Department Secretary Stacy Hurst said in the release, "It's been a long road to get to this point but has been worth the effort as a step to ensure the vitality of the Buffalo National River now and into the future."
One who must be particularly relieved at the closure is Gordon Watkins, whose Buffalo River Watershed Alliance was instrumental in relentlessly fighting the factory's permitting and location.
Watkins and his alliance were united with other concerned Arkansas environmental groups and individuals such as geosciences professor emeritus Dr. John Van Brahana and Brahana's volunteers, who remained dedicated to preserving the quality of the Buffalo.
All the people and groups who rose to steadfastly defend the river are to be commended for standing tall in what's been called the second battle to save the Buffalo National River (designated as such in 1972).
"I'm glad that we've reached this milestone, and hopefully we can get the closure plan finalized in a not-too-long period of time and we can put this thing to bed," Watkins told the reporter.
Meanwhile, we can ask ourselves what happens now since the fields along Big Creek have been continuously sprayed with millions of gallons of raw waste for six years.
The waste contains phosphorus and nitrogen, both fertilizers that can trigger massive algae blooms in freshwater streams.
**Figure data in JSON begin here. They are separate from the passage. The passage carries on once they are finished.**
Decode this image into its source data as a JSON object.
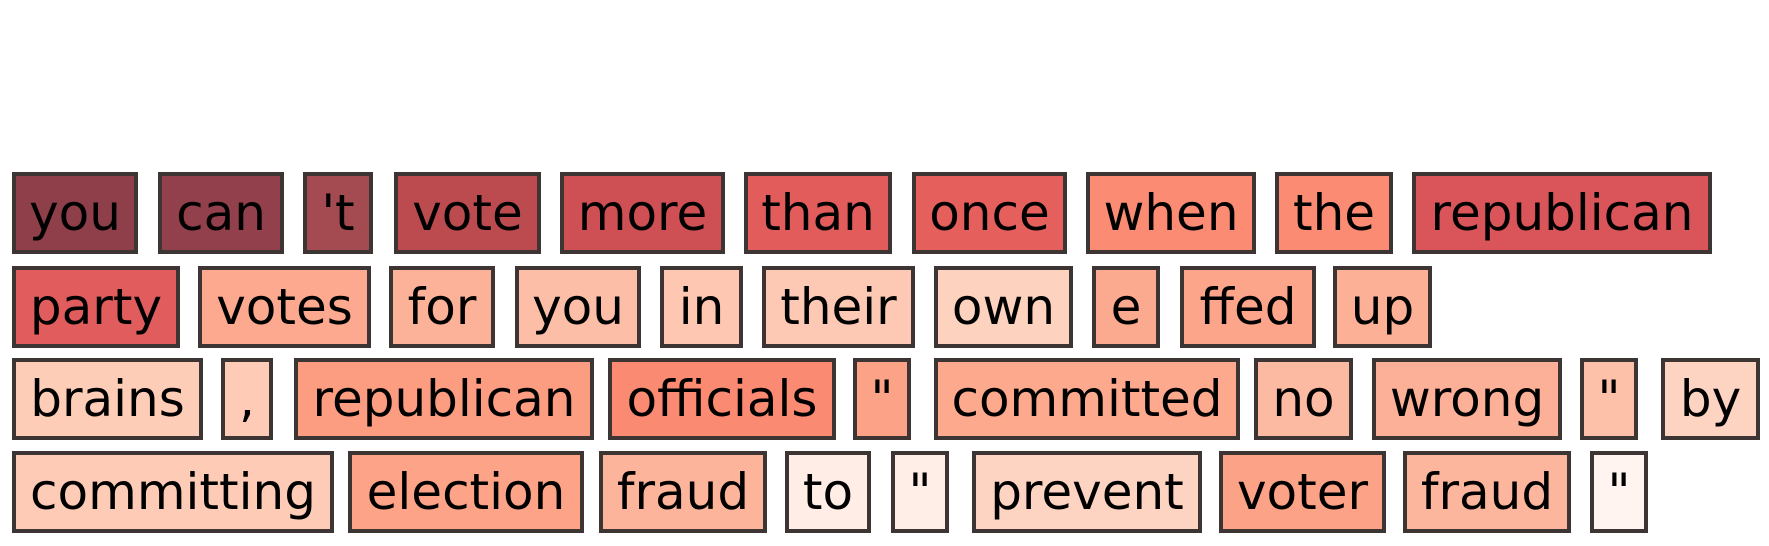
{
  "tokens": [
    {
      "text": "you",
      "color": "#8e3f4a"
    },
    {
      "text": "can",
      "color": "#92404b"
    },
    {
      "text": "'t",
      "color": "#a44a51"
    },
    {
      "text": "vote",
      "color": "#bc4b4f"
    },
    {
      "text": "more",
      "color": "#ce5055"
    },
    {
      "text": "than",
      "color": "#e25c5c"
    },
    {
      "text": "once",
      "color": "#e5605c"
    },
    {
      "text": "when",
      "color": "#fb8c73"
    },
    {
      "text": "the",
      "color": "#fb8c73"
    },
    {
      "text": "republican",
      "color": "#d9555a"
    },
    {
      "text": "party",
      "color": "#e15d5d"
    },
    {
      "text": "votes",
      "color": "#fca98f"
    },
    {
      "text": "for",
      "color": "#fcb299"
    },
    {
      "text": "you",
      "color": "#fdbea7"
    },
    {
      "text": "in",
      "color": "#fdc7b1"
    },
    {
      "text": "their",
      "color": "#fdc9b4"
    },
    {
      "text": "own",
      "color": "#fdd2bf"
    },
    {
      "text": "e",
      "color": "#fcaa8f"
    },
    {
      "text": "ffed",
      "color": "#fca58a"
    },
    {
      "text": "up",
      "color": "#fcb197"
    },
    {
      "text": "brains",
      "color": "#fdcdb8"
    },
    {
      "text": ",",
      "color": "#fdcbb6"
    },
    {
      "text": "republican",
      "color": "#fc9c81"
    },
    {
      "text": "officials",
      "color": "#fb8a72"
    },
    {
      "text": "\"",
      "color": "#fca286"
    },
    {
      "text": "committed",
      "color": "#fca98e"
    },
    {
      "text": "no",
      "color": "#fdbaa2"
    },
    {
      "text": "wrong",
      "color": "#fcb098"
    },
    {
      "text": "\"",
      "color": "#fdc0a9"
    },
    {
      "text": "by",
      "color": "#fdd3c1"
    },
    {
      "text": "committing",
      "color": "#fdcbb6"
    },
    {
      "text": "election",
      "color": "#fca388"
    },
    {
      "text": "fraud",
      "color": "#fcb49b"
    },
    {
      "text": "to",
      "color": "#ffede6"
    },
    {
      "text": "\"",
      "color": "#ffeee7"
    },
    {
      "text": "prevent",
      "color": "#fdd3c1"
    },
    {
      "text": "voter",
      "color": "#fca286"
    },
    {
      "text": "fraud",
      "color": "#fcb69e"
    },
    {
      "text": "\"",
      "color": "#fff4ef"
    }
  ]
}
Miles of the Buffalo in recent years have become choked with the dark green stuff, which in some instances can be toxic.
The spray fields in question are along or near Big Creek, which flows 6.6 miles downstream into the Buffalo, a portion of which in the past two years, along with Big Creek, has been declared impaired.
As this contaminating waste soaks through the relatively thin layer of topsoil and into the fractured limestone beneath, varying amounts will lodge in the karst honeycomb of crevasses and caves. There it can remain for years as it steadily washes into the water table with each major rainfall.
This means our Buffalo may well be feeling the negative effects of those millions of gallons for decades to come. And that would indeed be a terrible shame for those who enjoy our state's magnificent river.
Now go out into the world and treat everyone you meet exactly like you want them to treat you.